そして何より労働時間の開示を義務付けると、サービス残業が強烈に抑制される。サービス残業は「開示資料に載らない労働時間」だからだ。サビ残をさせると、それは開示すべき数字を改竄したことになる。つまり、粉飾だ。
サービス残業を監視しているのは、現在では労基署だけだ。しかし、総労働時間の開示を義務付けた場合、監査法人や投資家など、さまざまな視点からのチェックを受けることになる。この制度を導入すれば、無賃労働は激減する。


◆これらの制度は実現可能か◆
現在、日本ではIFRS国際会計基準)への移行準備が進められている。有給休暇引当金は、近い将来、実際に適用されるだろう。また労働時間の開示も、難しくはないはずだ。どんな企業でも社員の労働時間を把握しているはずだし、それを有価証券報告書に載せるだけでいい。
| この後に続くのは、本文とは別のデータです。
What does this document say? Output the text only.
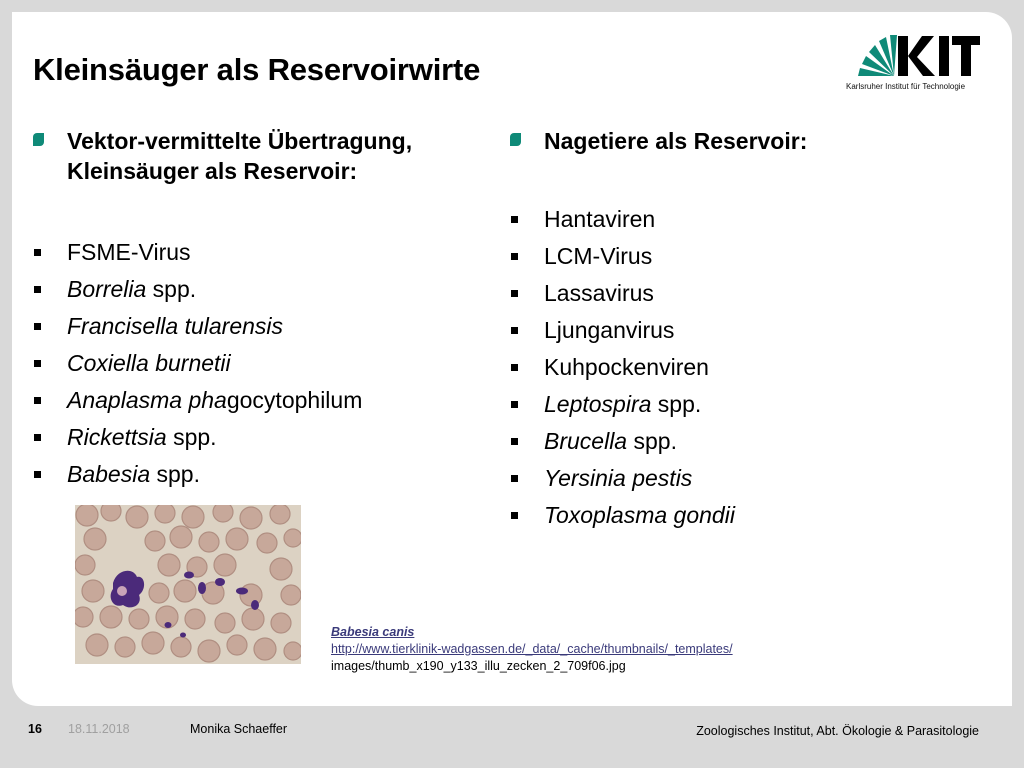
Kleinsäuger als Reservoirwirte	Karlsruher Institut für Technologie
Vektor-vermittelte Übertragung,
Kleinsäuger als Reservoir:
FSME-Virus
Borrelia spp.
Francisella tularensis
Coxiella burnetii
Anaplasma phagocytophilum
Rickettsia spp.
Babesia spp.
Nagetiere als Reservoir:
Hantaviren
LCM-Virus
Lassavirus
Ljunganvirus
Kuhpockenviren
Leptospira spp.
Brucella spp.
Yersinia pestis
Toxoplasma gondii
Babesia canis
http://www.tierklinik-wadgassen.de/_data/_cache/thumbnails/_templates/
images/thumb_x190_y133_illu_zecken_2_709f06.jpg
16 18.11.2018	Monika Schaeffer	Zoologisches Institut, Abt. Ökologie & Parasitologie
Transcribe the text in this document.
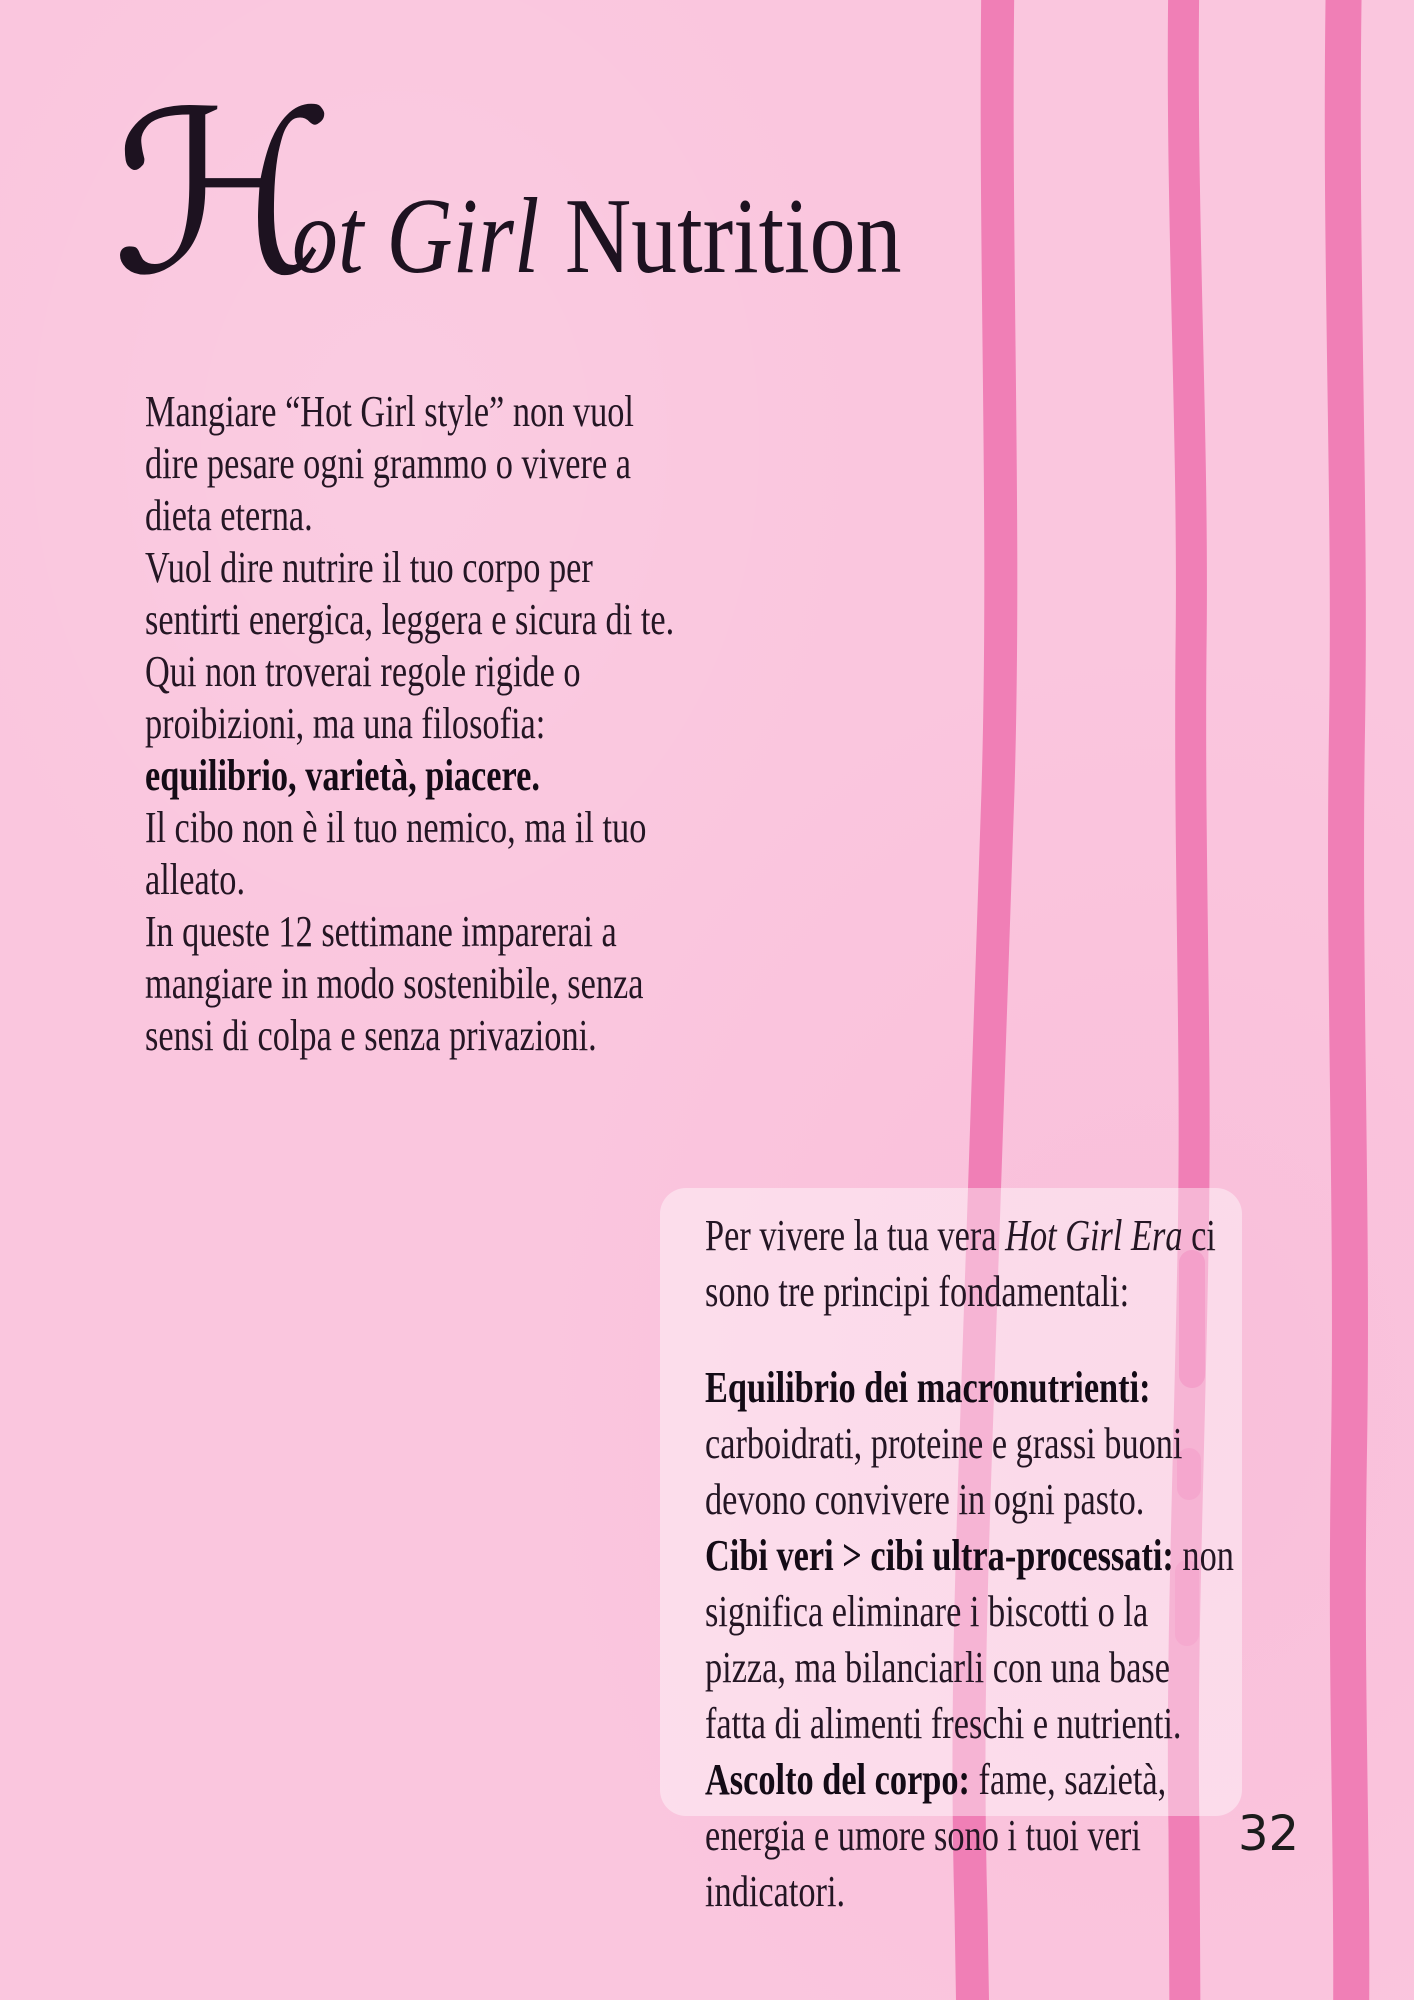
ℋot Girl Nutrition
Mangiare “Hot Girl style” non vuol
dire pesare ogni grammo o vivere a
dieta eterna.
Vuol dire nutrire il tuo corpo per
sentirti energica, leggera e sicura di te.
Qui non troverai regole rigide o
proibizioni, ma una filosofia:
equilibrio, varietà, piacere.
Il cibo non è il tuo nemico, ma il tuo
alleato.
In queste 12 settimane imparerai a
mangiare in modo sostenibile, senza
sensi di colpa e senza privazioni.
Per vivere la tua vera Hot Girl Era ci
sono tre principi fondamentali:
Equilibrio dei macronutrienti:
carboidrati, proteine e grassi buoni
devono convivere in ogni pasto.
Cibi veri > cibi ultra-processati: non
significa eliminare i biscotti o la
pizza, ma bilanciarli con una base
fatta di alimenti freschi e nutrienti.
Ascolto del corpo: fame, sazietà,
energia e umore sono i tuoi veri
indicatori.
32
これら2つの制度が導入された場合、企業は有休を消化させざるをえなくなる。また、サービス残業を無くさざるをえなくなる。もしかしたら、この制度の導入によって潰れる企業もでてくるかも知れない。
ハローワークに相談すると「中小企業ならサービス残業なんて当たり前だよ?」と言われるらしい。違法で当たり前という回答を、あなたはどう思うだろうか。ファーストフード店に入って「この店では違法な食品添加物を使ったメニューしかありません」と言われたら、どう思うだろう。本屋に並んでいるのが違法なエロ本だけ、みたいな状況だ。来いよアグネス!
本来なら潰れて当然の企業が、労働者の無賃労働によって生き永らえてきた。そういう企業こそ「ゾンビ会社」と呼ぶにふさわしい。「会社」という名前の人間はいない。会社とはあくまでも概念的なものでしかない。役員からバイトまで、そこには人間しかいない。何のために企業が存在するのか、企業の社会的な存在意義とは何なのか。閉塞感に満ちた時代だからこそ、考え直すべきではないだろうか。